Well, it’s Thanksgiving Day and another holiday season is upon us.  Today our festivities will center on family, friends, a turkey dinner and football (if we haven’t gone skiing.)

As I sat down to type this commentary I couldn’t help thinking about the milieu that makes up our Thanksgiving’s traditions, and thought I might offer a serving of edification for our holiday feast.

At one time or another almost every youngster has been given the classroom assignment to draw or depict a Thanksgiving scene.  While I was engaging in Sister Mary Judith’s assignment, I remember asking myself “Why would the Pilgrims walk around wearing tall black hats sporting a giant buckle on the front and wear such dark, drab clothing?”

Well as it turns out, the Pilgrims’ clothing wasn’t all that boring (by the standards of the day anyway) and while they assuredly wore hats, they were rarely tall and certainly never had buckles on them.

For decades, Americans have confused the Pilgrims with the Puritans.  While the two groups weren’t totally unrelated (both were early settlers to America in the early 17th Century and both groups fled England to escape what they considered to be the tyrannical and authoritarian Anglican Church) they were however, very far apart in spirit.

The Pilgrims were separatists who wanted to practice a simple religion without the rituals and symbolism they felt had spoiled the Protestant Church.  The Puritans on the other hand did not want to completely sever their relationship from the Anglican fold, but sought to “purify” the church and return it to more traditional practices.

Each group had reputations as authoritarian, humorless, conformists, but his stereotype actually more closely characterizes the Puritans who later in the century went on to conduct the Salem witch trials.  The Pilgrims were more democratic and inclusive in their lifestyle, which brings me back to those tall hats with the buckles.

It was the Puritans who dressed the way Pilgrims are depicted.  Pilgrims on the other hand dressed much like their counterparts in England.  They did not consider it a sin to wear stylish clothing and in fact, several occupants of the Mayflower were in the textile business.

The Pilgrims favored bright clothing and all evidence indicates that they wore green, red, yellow, violet and blue garments along with the more common white, grey and brown.  And as far as hats went, Pilgrim men wore many different types of hats including soft wool caps, straw hats, felt hats with wide brims, and silk hats with decorative tassels.

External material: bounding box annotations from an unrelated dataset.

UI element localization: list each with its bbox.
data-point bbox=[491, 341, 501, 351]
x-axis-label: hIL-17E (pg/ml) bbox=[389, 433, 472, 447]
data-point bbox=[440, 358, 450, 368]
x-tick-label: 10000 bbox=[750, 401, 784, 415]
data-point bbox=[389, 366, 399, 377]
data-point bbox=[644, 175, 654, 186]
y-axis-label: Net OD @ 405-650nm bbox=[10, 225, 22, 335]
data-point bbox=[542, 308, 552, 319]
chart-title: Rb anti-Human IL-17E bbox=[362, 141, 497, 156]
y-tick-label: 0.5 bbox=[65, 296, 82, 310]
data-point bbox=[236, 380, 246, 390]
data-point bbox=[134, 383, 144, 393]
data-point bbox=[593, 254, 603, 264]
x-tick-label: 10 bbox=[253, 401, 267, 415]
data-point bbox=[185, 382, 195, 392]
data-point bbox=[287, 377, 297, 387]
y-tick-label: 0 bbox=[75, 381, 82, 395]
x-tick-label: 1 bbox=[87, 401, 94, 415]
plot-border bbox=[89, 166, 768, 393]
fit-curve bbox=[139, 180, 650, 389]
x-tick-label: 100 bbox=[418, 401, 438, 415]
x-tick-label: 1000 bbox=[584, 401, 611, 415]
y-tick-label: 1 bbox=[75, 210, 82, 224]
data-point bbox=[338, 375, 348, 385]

Now that we’ve cleared up that bit of misinformation, I’m sure you’re dying to know if the Pilgrims really ate turkey on that first Thanksgiving.  The answer is a definitive, “possibly but doubtful.”  More than likely venison was the main course that day.   So how did the ‘traditional’ turkey dinner become traditional?  Well, as legend has it, the then Governor of the Colony, William Bradford, sent four men “fowling” after wild ducks and geese to be served as the main course for the meal.  And while there is no record that wild turkey was part of their feast, the term “turkey” was often used by the Pilgrims to mean any sort of wild fowl.  The story and the tradition developed from there.

This brings me to the final bit of edification about Thanksgiving traditions.  Chances are that sometime during the day someone is going to turn on the TV to watch football, right?

Have you ever asked yourself, “Who are all those people on the sidelines?”  The NFL has specific limits as to who (or is it whom?) is allowed on the sidelines, but college games seem to have more people hanging around than one could find at Mid-Vail at noon on a crowded ski weekend.

Players, coaches, assistant coaches, equipment managers, towel boys (and girls), mascots, cheerleaders, officials holding the yard markers, TV camera operators, color analysts, Hollywood types, photographers, police, and of course the alumni who donate big bucks to the school are all welcomed to the sideline spectacle.

The University of Illinois, which is typical of many universities allots its credentials to 15 coaches; 10 team managers; 5 equipment managers; 10 trainers; 5 doctors; and a myriad of student assistant who get water, help with taping the players and distributing balls; a team Chaplin and of course security and event management—all tolled, these folks will take up residence between the 25-yard lines.

The NFL won’t have near as many ‘assistant hangers-on’ but still, restrictions on issuing credentials for access to the sidelines are surprisingly loose according to a researcher for the Pro Football Hall of Fame, i.e. “Anyone the team deems necessary can be there.”  Teams have even been known to keeps the electrician who supervises lighting for the stadium near the bench.  It seems that so long as the players are not being harassed the NCAA and NFL really don’t want to get too involved in regulating who’s who on the sidelines.

So now that I’ve answered three of the most burning questions of the 21st century, will someone please pass the gravy?